Qui que tu sois, quoi que tu sois, Zeus, Dieu, je te loue d’être impitoyable, de ne faire grâce à personne, de ne faire exception pour personne, de ne te préoccuper spécialement du salut de personne, de n’envoyer de sauveur à personne.
Tu n’es pas bon. Tu es encore moins miséricordieux. Mais tu donnes à tous les êtres selon ce qu’ils peuvent prendre. Tu n’es pas juste à la manière humaine, faisant la même part pour chacun. Tu es juste comme une balance, où compte le moindre poids. Avançant le long du chemin de ta Loi, mince comme un fil de funambule, tout être essaie de se tenir en équilibre, ou de ne perdre l’équilibre qu’un court instant, dans un mouvement qui permet de le rattraper. Si le funambule a présumé de ses forces, et s’il tombe, tu ne fais aucun miracle pour le sauver et tu le laisses s’écraser sans remède.

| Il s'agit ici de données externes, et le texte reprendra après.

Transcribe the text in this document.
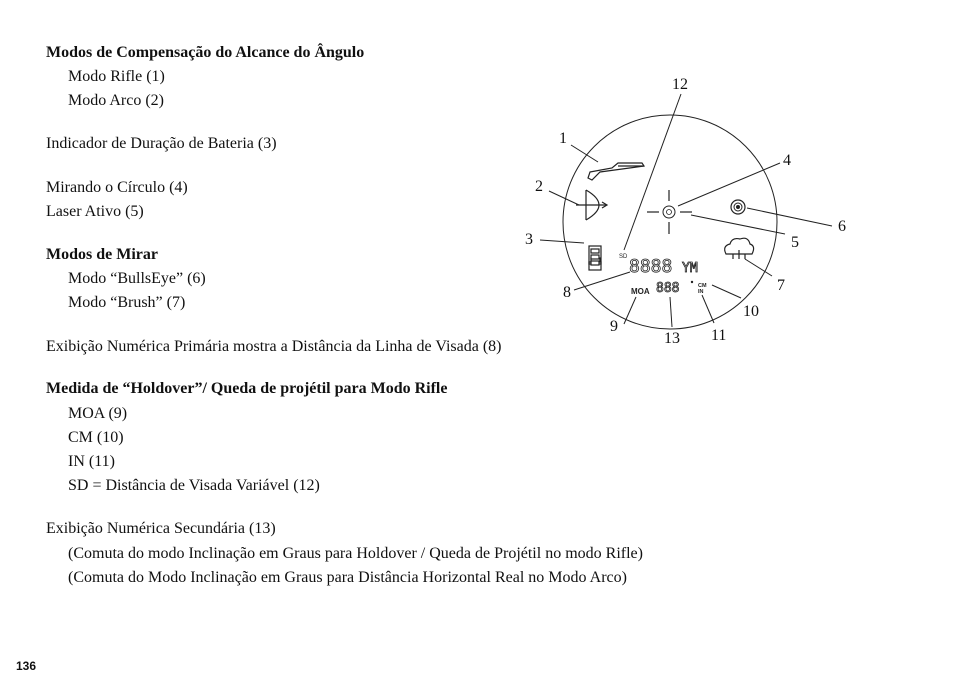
Modos de Compensação do Alcance do Ângulo
Modo Rifle (1)
Modo Arco (2)
Indicador de Duração de Bateria (3)
Mirando o Círculo (4)
Laser Ativo (5)
Modos de Mirar
Modo “BullsEye” (6)
Modo “Brush” (7)
Exibição Numérica Primária mostra a Distância da Linha de Visada (8)
Medida de “Holdover”/ Queda de projétil para Modo Rifle
MOA (9)
CM (10)
IN (11)
SD = Distância de Visada Variável (12)
Exibição Numérica Secundária (13)
(Comuta do modo Inclinação em Graus para Holdover / Queda de Projétil no modo Rifle)
(Comuta do Modo Inclinação em Graus para Distância Horizontal Real no Modo Arco)
136
SD 8888 YM
MOA 888	CM
IN
1
2
3
4
5
6
7
8
9
10
11
12
13
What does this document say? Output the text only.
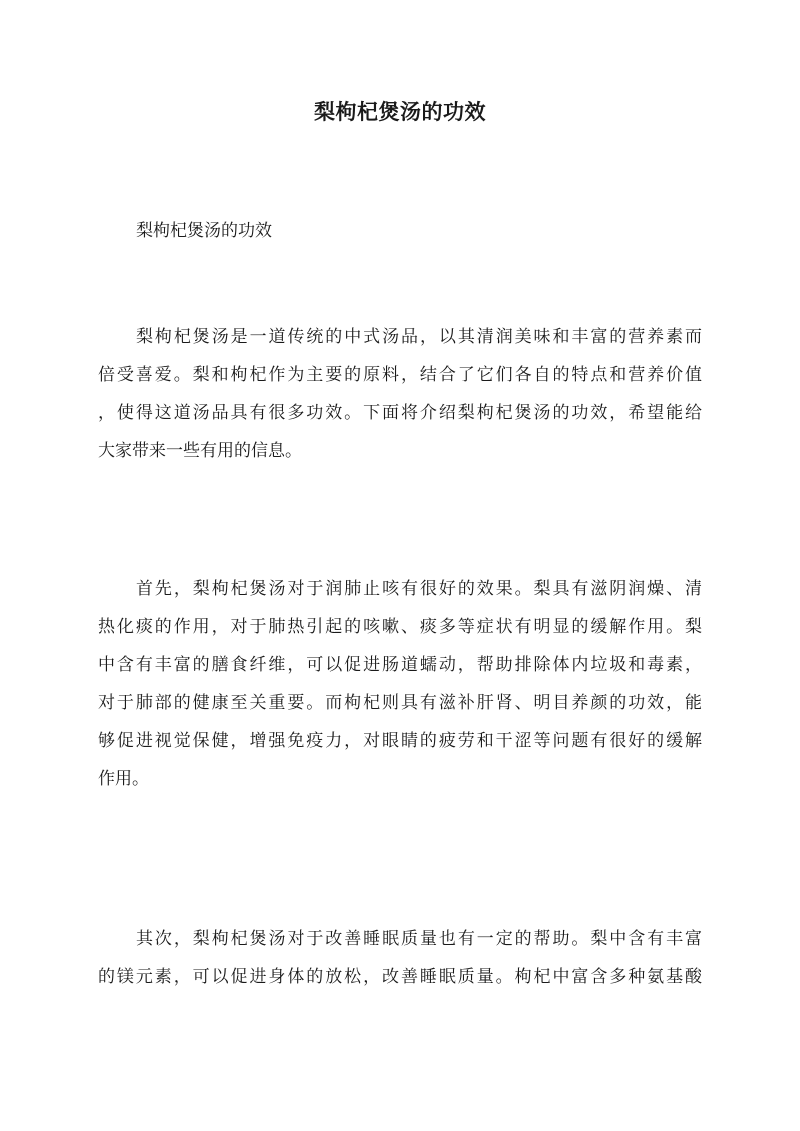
梨枸杞煲汤的功效

梨枸杞煲汤的功效

梨枸杞煲汤是一道传统的中式汤品，以其清润美味和丰富的营养素而
倍受喜爱。梨和枸杞作为主要的原料，结合了它们各自的特点和营养价值
，使得这道汤品具有很多功效。下面将介绍梨枸杞煲汤的功效，希望能给
大家带来一些有用的信息。
首先，梨枸杞煲汤对于润肺止咳有很好的效果。梨具有滋阴润燥、清
热化痰的作用，对于肺热引起的咳嗽、痰多等症状有明显的缓解作用。梨
中含有丰富的膳食纤维，可以促进肠道蠕动，帮助排除体内垃圾和毒素，
对于肺部的健康至关重要。而枸杞则具有滋补肝肾、明目养颜的功效，能
够促进视觉保健，增强免疫力，对眼睛的疲劳和干涩等问题有很好的缓解
作用。
其次，梨枸杞煲汤对于改善睡眠质量也有一定的帮助。梨中含有丰富
的镁元素，可以促进身体的放松，改善睡眠质量。枸杞中富含多种氨基酸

Tu es inégalitaire. Mais beaucoup moins qu’il ne paraît, car tu donnes des compensations invisibles. Tu fais aimer leurs chaînes aux esclaves, leurs infirmités aux infirmes, leurs larmes aux affligés, leur humilité aux humbles. Tu effaces dans l’égalité de la mort les échecs et les fautes, parce que tu effaces aussi les triomphes et les vertus. Tu effaces les chagrins et les deuils, parce que tu effaces autant les joies et les extases. Tu renvoies au néant les bourreaux et les victimes, les puissants et les faibles. Ceux qui meurent avant l’âge perdent moins qu’il ne paraît, car tu allonges le temps de l’enfance, qui paraît presqu’une éternité, et tu abrèges le temps de la vieillesse, qui passe comme une ombre.
Tu n’es pas la Raison. Tu n’es pas le Logos. Parce que tu es ce qui fonde la raison et le raisonnement. Tu n’es pas un mathématicien, un géomètre, mais tu donnes aux mathématiciens, aux amateurs de sciences et de jeux, le champ même où ils peuvent s’amuser.
Tu n’es pas Parole, ni même Langage, ou Signification, car tu es au-delà, non seulement des mots, mais des sens. Tu t’exprimes dans tes créatures, mais ta création ne signifie rien, pas même ta gloire. Tu n’es pas intelligible, et tu ne sembles pas apprécier l’intelligence pure. Mais tu donnes à comprendre selon les besoins de chaque être. Tu te montres en toute clarté à ceux qui ont des yeux pour voir, car tu es un dieu inintelligible, mais non un dieu caché.
Tu n’es pas Amour, mais tu es moins encore Haine. Tu rends la haine pénible à ceux qui l’éprouvent et l’amour délicieux à ceux qui peuvent garder un îlot de sécurité et d’intimité. Tu obliges chacun à se défendre, à tuer pour vivre, à avoir des crocs et des griffes, à se cramponner à son domaine. Mais tu ne favorises pas plus la violence que la faiblesse, et tu fais périr les violents aussi bien que ceux qui se laissent violenter. Tu favorises seulement l’ardeur à vivre, à maintenir, à réparer, à continuer, à résister.
Tu permets le mensonge quand il est une arme pour survivre. Tu permets le camouflage, le mimétisme du prédateur et de la proie, la publicité pour attirer ou pour effrayer, ou pour faire confondre. Tu permets les beaux décors destinés à éblouir. Mais tu n’admets pas la moindre tricherie dans les constructions et tu ne sauves pas ceux qui font naufrage dans un bateau de carton, ou ceux qui sont écrasés par des constructions mal équilibrées.
Je te loue d’être indifférent à mes louanges, comme tu le serais à mes imprécations. Je te loue de m’avoir fait vivre et de me laisser vivre encore un moment avant de me laisser mourir – sans jugement dernier, sans rétribution ni punition comme tu laisseras mourir toute l’espèce humaine, et tous les vivants. Du moins sur cette terre qui n’est pas promise à une vie éternelle, mais qui aura été une fenêtre sur l’éternité.
Raymond RUYER. Antaios. Vol 1. No 1. Solstice d’été 1993.